While biological research is broad and vast, conducted by people all around the world, there are still often gaps and areas where no one has thought to look or just not bothered to take the time to do so. And it is in those areas that major new discoveries can often be found, whether we’re speaking of physical regions of the world or pieces of forgotten research waiting to be unearthed. Today, we’ll be considering the former, alongside the topics of climate change and engineering better drought resistance and salt tolerance in plants.
Salt and Bacteria
The ability for plants to better tolerate such conditions remains a major part of agricultural research due to oncoming environmental temperature shifts. Alongside that is the problem of increasing salinity in the soil, due to buildups over time from both human actions and general deposition from evaporating waters. Arid regions especially have to deal with both at the same time and the encroachment of soil destroying deserts. Osmotic impacts that try to equalize the high salt conditions outside of a plant by excreting water is one of the primary damaging factors of high salinity and overall prevents the uptake of both water and nutrients. Increased sodium levels inside the plant cells can also cause any number of other health impacts that prevent proper growth.
To combat this, outside of scientists overexpressing resistance genes and searching for new ones to transform into plants, another avenue is the use of plant growth promoting bacteria (PGPBs), which form a symbiotic relationship with plants and improve tolerance to multiple forms of stress conditions. We’ve previously discussed this area of research and it once again comes into play in a similar manner.
The Oncoming Desert
Scientific groups from the Desert Agriculture Initiative in Saudi Arabia have been focusing on whether a microbiome exists for the few plants that naturally grow in near-desert soils and also whether these benefits can be transitioned to other plants as well. Soils samples were collected nearby the town of Jizan from area around a common indigo shrub called Indigofera argentea and then a later experiment using further soil around four more desert plants. When the soil was filtered and tested, an unknown species of Enterobacter bacteria was isolated from it, along with several other diverse species from across the bacterial tree and with no meaningful relation to each other.

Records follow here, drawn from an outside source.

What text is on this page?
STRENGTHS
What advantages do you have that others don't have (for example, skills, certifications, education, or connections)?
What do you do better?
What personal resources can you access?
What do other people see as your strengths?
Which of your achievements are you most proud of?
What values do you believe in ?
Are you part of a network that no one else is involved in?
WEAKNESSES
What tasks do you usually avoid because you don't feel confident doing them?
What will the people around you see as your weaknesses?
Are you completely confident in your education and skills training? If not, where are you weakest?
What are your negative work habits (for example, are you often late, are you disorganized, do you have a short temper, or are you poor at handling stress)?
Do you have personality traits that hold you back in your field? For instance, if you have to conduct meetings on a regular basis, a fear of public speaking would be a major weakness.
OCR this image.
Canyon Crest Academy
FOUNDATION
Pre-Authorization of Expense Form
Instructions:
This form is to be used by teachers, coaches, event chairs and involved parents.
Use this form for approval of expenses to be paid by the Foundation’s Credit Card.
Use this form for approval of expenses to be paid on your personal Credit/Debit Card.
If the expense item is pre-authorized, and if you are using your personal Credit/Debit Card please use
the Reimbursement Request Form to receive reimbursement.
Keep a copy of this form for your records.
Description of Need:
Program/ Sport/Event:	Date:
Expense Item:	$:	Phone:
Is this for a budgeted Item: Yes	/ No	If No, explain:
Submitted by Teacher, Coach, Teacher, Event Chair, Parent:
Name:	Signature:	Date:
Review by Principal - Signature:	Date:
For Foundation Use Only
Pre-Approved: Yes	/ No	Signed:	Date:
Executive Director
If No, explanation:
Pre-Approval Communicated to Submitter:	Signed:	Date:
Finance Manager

The bacteria were tested with the model organism Arabidopsis thaliana and also alfalfa, both showcasing greater growth and also resistance to salinity. The researchers wanted to know more about the underlying genetic factors involved in the benefits and so characterized not only the bacteria themselves, but also the genomic expression changes in the Arabidopsis plants after inoculation with the bacteria.
Manipulating Salt Transport
What was found directly involves the roots themselves. Normally, plants grow their roots in broad spatial areas to increase surface area and also access to more soil in case some part of their roots are blocked or become unusable. Soils with high salinity, however, inhibit this root growth and even prevent cellular division and spreading of root cells through water loss and osmotic pressure. When the bacteria being investigated were thrown into the mix, this all changed. Root growth in general began expanding at a rapid rate and in total general biomass, without any apparent favoring of vertical or horizontal growth.
An observed potential mechanism that the bacteria assist with requires an explanation of a main plant defense mechanism against salinity. In order to counter the effects of sodium ions, one method is for cells to retain potassium ions and then exclude sodium ions from particular regions of the plant, shunting them to the other parts of the plant body. Therefore, when high amounts of sodium ions begin to be taken up by the plant, it will usually lock off the shoots and upper areas of the plant and sequester those ions in the roots. This is obviously not good for root growth, per just mentioned problems, but it does protect the plant from even worse health impacts.
A cell membrane transport protein named HKT1 is used to take sodium ions traveling up the root xylem system and move them back to the root tissue itself. Overexpression of the HKT1 gene has been shown to reduce the accumulation of sodium ions in plants. What was seen in the plants cultured with the unknown bacterial species was high transcriptional upregulation of this gene in response to volatile organic compounds released by the bacteria.
Future Salinity Testing
Additional forms of similar manipulation of genetic expression in the plants by the bacterial chemical emissions appears to overall help with salinity tolerance and allow for plants to survive and even thrive in high salinity soils. The research group was able to qualitatively prove the benefits of the five bacterial species isolated and how they alter ion transportation and sodium and potassium distribution throughout a plant to further protect their symbiotic host from harm.
The next test the scientists will be conducting is seeing if the same results play out when used with barley and wheat, to see if agricultural crops can be grown in regions like the Middle East despite the saline environment caused from large deserts. With additional irrigation, large-scale farming may become more feasible in the area and anywhere in the world that deals with arid environments.